We found that daytime PaCO2 was the only marker correlated with poor sleep quality, regardless of the underlying cause. The main goal of NIV is to control PaCO2 levels, and to reduce morbidity and mortality.13 Our results also emphasize that correction of hypoventilation improves sleep quality.

This work has several limitations. First of all, this is a single-centre study with a small sample and very heterogeneous population when it comes to the cause behind alveolar hypoventilation. Using the PSQI is a simple and easy to use questionnaire on a day-to-day routine for the analysis of sleep quality, recommended by French experts.14 But it lacks the information that could be gained from other questionnaires like the SRI. OSA could also interfere with the results, but because it was a small sample, we could not further analyze smaller groups of OSA patients with regards to the underlying cause for hypoventilation. No sleep difference was found according to the use of sedative treatments, despite the fact it can influence sleep quality by several means: respiratory depression, and increase of obstructive events. We did not record the presence of respiratory secretions in neuromuscular patients, which is known to worsen sleep quality,11 and can also influence the results. Finally, we have no assessment of sleep dynamics, in particular the impact of NIV initiation on sleep.

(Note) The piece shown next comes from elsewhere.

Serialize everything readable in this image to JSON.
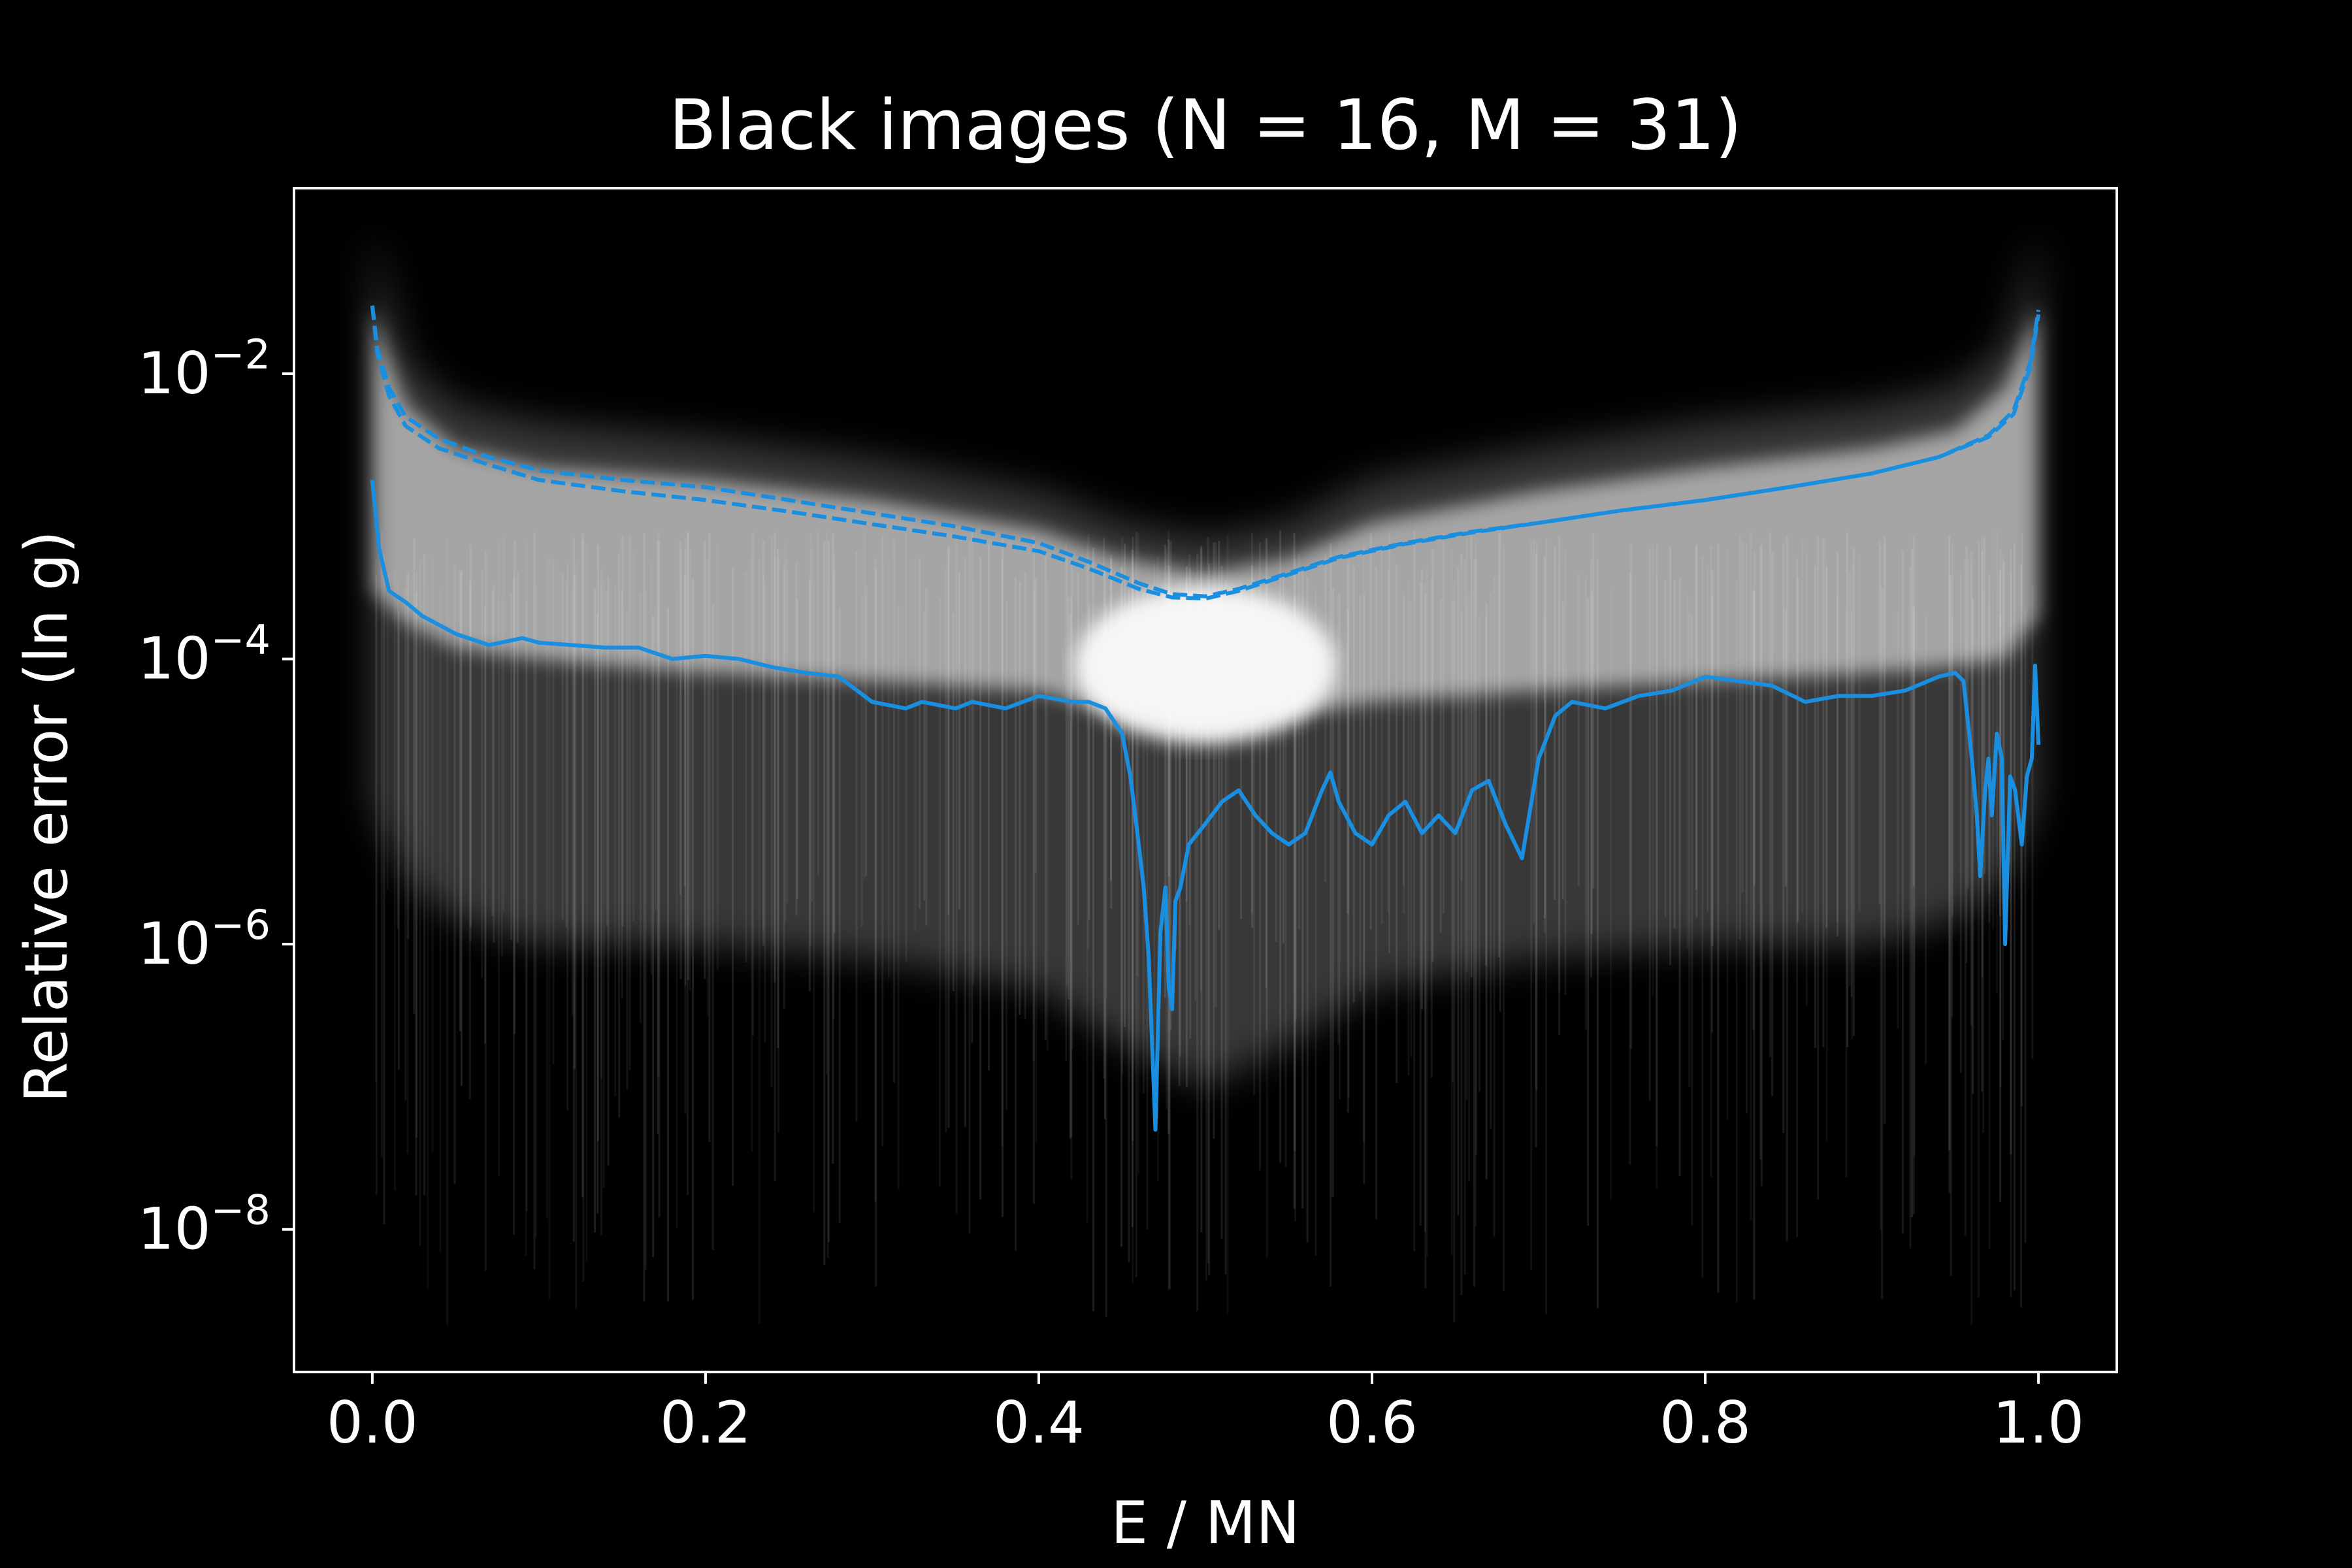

In conclusion, half of our patients who received long-term ventilation exhibited poor sleep quality. However, we did not identify any risk factors for poor sleep quality, despite comprehensive evaluation of NIV parameters. The PSQI score correlated with daytime PaCO2, highlighting the effects of PaCO2 levels on sleep quality regardless of the cause of hypoventilation.

Our results emphasize the need for a comprehensive, multidisciplinary approach to improve ventilation quality and reduce PaCO2 levels.

Conflicts of Interest

The authors have not declared a specific grant for this particular research from any funding agency in the public, commercial or not-for-profit sectors.

Pierre Schilfarth reports personal fees from SOS Oxygène, outside the submitted work.

Arnaud Maurac reports personal fees from Orkyn and personal fees from Asten, outside the submitted work.

Julie Macey reports personal fees from Isis medical, personal fees from GSK, personal fees from Chiesi, personal fees from Asten, and personal fees from SOS Oxygène, outside the submitted work.

Carole Decloedt reports personal fees from Resmed, outside the submitted work.

Maeva Zysman reports grants and personal fees from Astra Zeneca, grants and personal fees from Chiesi, grants from Avad, personal fees from GSK, personal fees from Sanofi, personal fees from CSL Behring, personal fees from Lilly, and personal fees from Menarini, outside the submitted work.

Leo Grassion reports grants and personal fees from AADAIRC, grants from FGLMR, personal fees from Vivisol, personal fees from ALMS, personal fees from Resmed, personal fees from ASV, personal fees from Asten, personal fees from SOS Oxygène, personal fees from Boerhinger Ingheleim, personal fees from Isis medical, and personal fees from Alizée santé, outside the submitted work.